Industrie/Négoce

L’industrie cimentière préfère jouer la prudence pour 2016

Mots clés : Produits et matériaux

Après une nouvelle baisse d’activité conséquente en 2015, les industriels du ciment et des liants hydrauliques visent une stabilisation de la consommation cette année. La profession espère trouver des relais de croissance dans les grands chantiers et la densification urbaine.
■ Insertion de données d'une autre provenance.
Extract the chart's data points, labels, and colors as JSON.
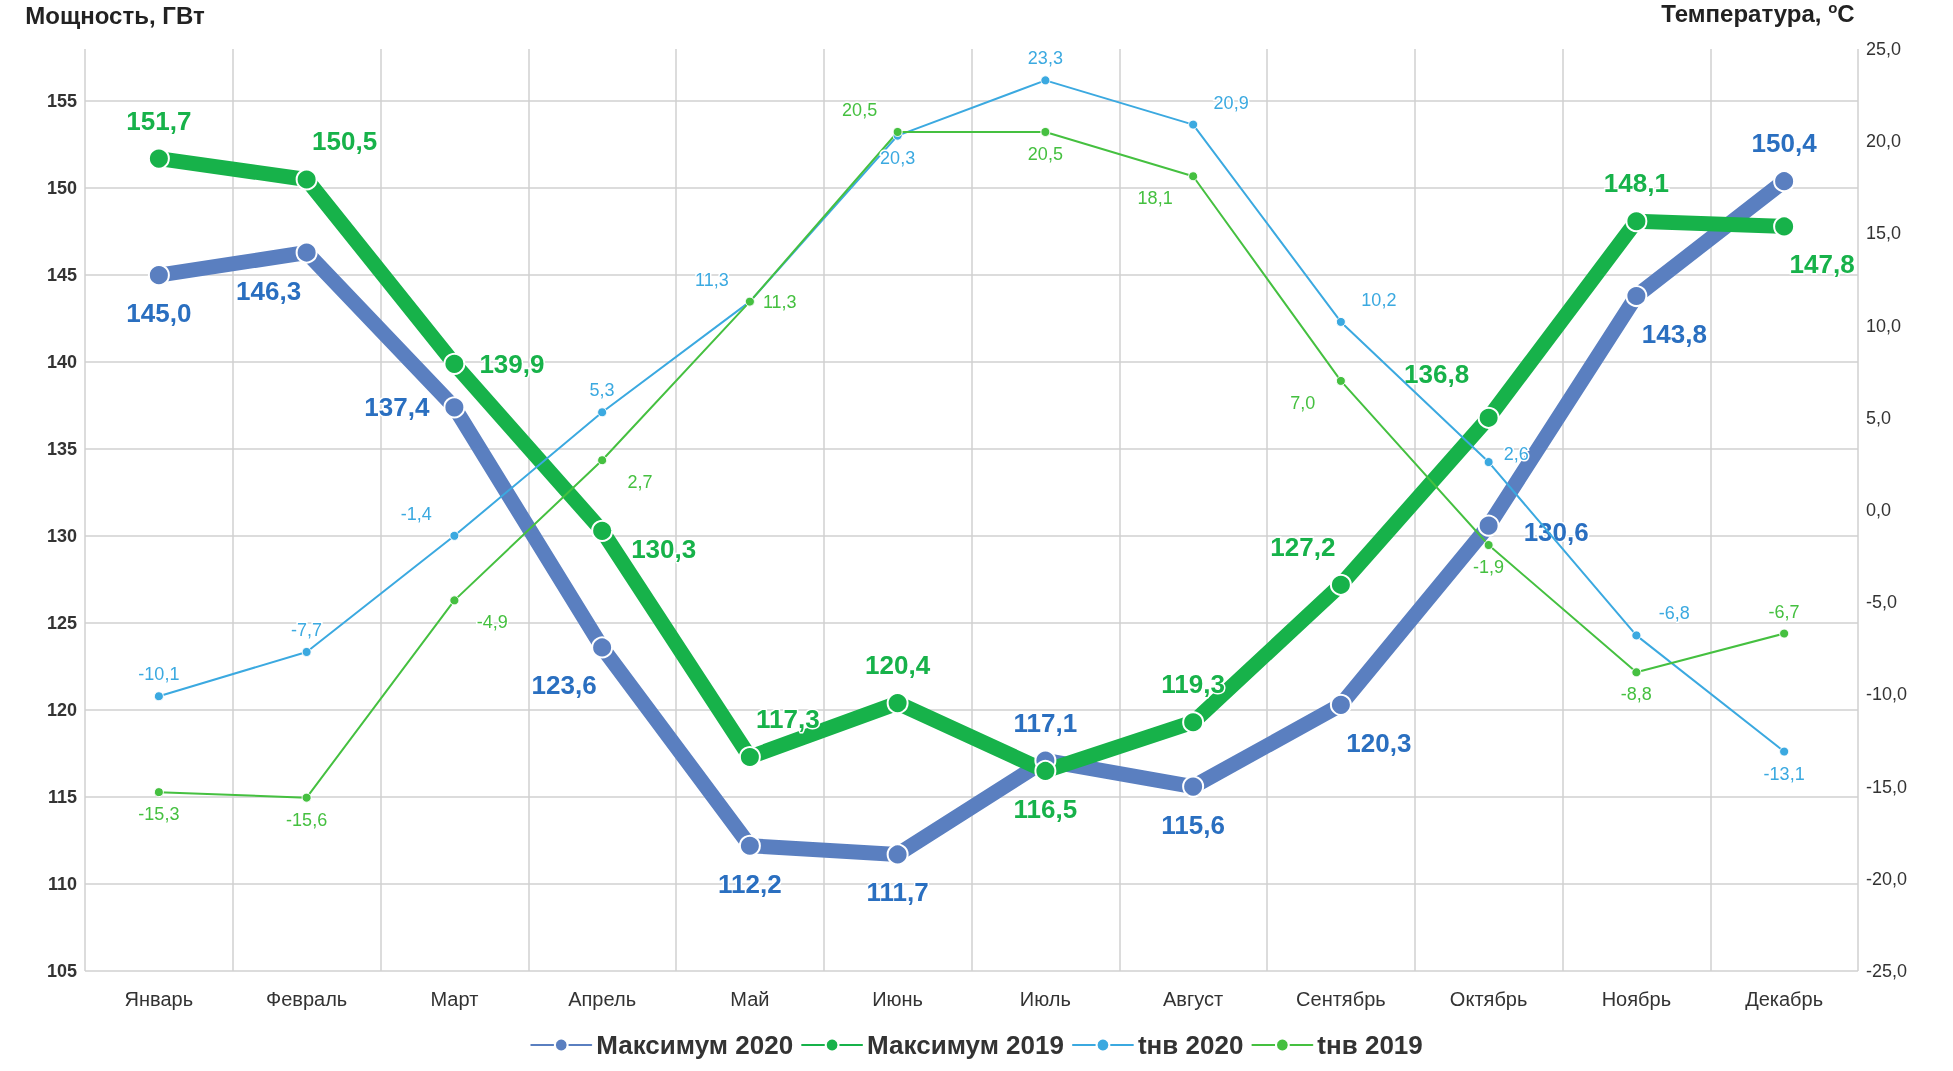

Le bout du tunnel aurait-il été atteint en 2015 ? « Oui », a répondu sans grande conviction le Syndicat français de l’industrie cimentière (SFIC), représentant les fabricants hexagonaux de liants hydrauliques (ciments, liants routiers, chaux hydrauliques), lors d’un point de conjoncture le 31 mars. Il faut dire que 2015 s’est révélé particulièrement décevante pour la filière, avec un niveau de consommation aussi bas que celui de 1964, plafonnant à 17,2 millions de tonnes de ciment. Ce marché, en repli de 5,3% par rapport à 2014, aura pâti de l’atonie dans la construction de logements neufs, de la baisse continue dans le non-résidentiel et de l’absence d’investissements dans les travaux publics.

 

Bon début d’année

 

« En consommation, nous perdons environ un million de tonnes de ciment par an depuis 2007 », constate Raoul de Parisot, le président du SFIC élu en juin dernier. Pour autant, le conseiller du président du groupe Vicat se veut optimiste pour 2016 : « Nous pensons avoir atteint le point le plus bas du cycle l’an dernier. Mais même si nous sommes sur une dynamique un peu plus positive, nous restons prudents ». Le dernier trimestre 2015 et les deux premiers mois de 2016 (+3,7% pour la consommation de ciment à fin février et une production qui cesse de reculer) pourraient pourtant jouer les oiseaux de bon augure pour la filière. S’il ne veut pas trop s’enthousiasmer, le SFIC anticipe néanmoins un arrêt de la baisse d’activité cette année et une stabilisation de la consommation aux environs de 17,2 millions de tonnes.

 

Surcapacités

 

Un soulagement pour les membres du SFIC, dont les cinq cimentiers présents dans l’Hexagone (Lafarge France, Ciments français, Eqiom, Vicat et Kerneos), qui ont perdu un peu plus d’un milliard d’euros de chiffre d’affaires depuis 2007. En 2015, il a plafonné à 2,3 milliards d’euros, contre 2,5 en 2014. Malgré la conjoncture, les surcapacités restent importantes dans l’industrie cimentière française. En 2015, elle a fabriqué 15,6 millions de tonnes de ciment sur le territoire quand les capacités de production actuelles équivalent à 27 millions de tonnes. Conséquence : début février, Lafarge France a annoncé la fermeture de deux de ses neuf cimenteries (Le Havre et Angoulême) et leur transformation en stations de broyage, impliquant la suppression de 202 postes au total. Alors pour sortir du marasme, l’industrie cimentière compte sur des leviers de croissance bien identifiés : les grands projets comme le Grand Paris Express ou la liaison ferroviaire transalpine Lyon-Turin, et la densification des villes (notamment en sous-sols).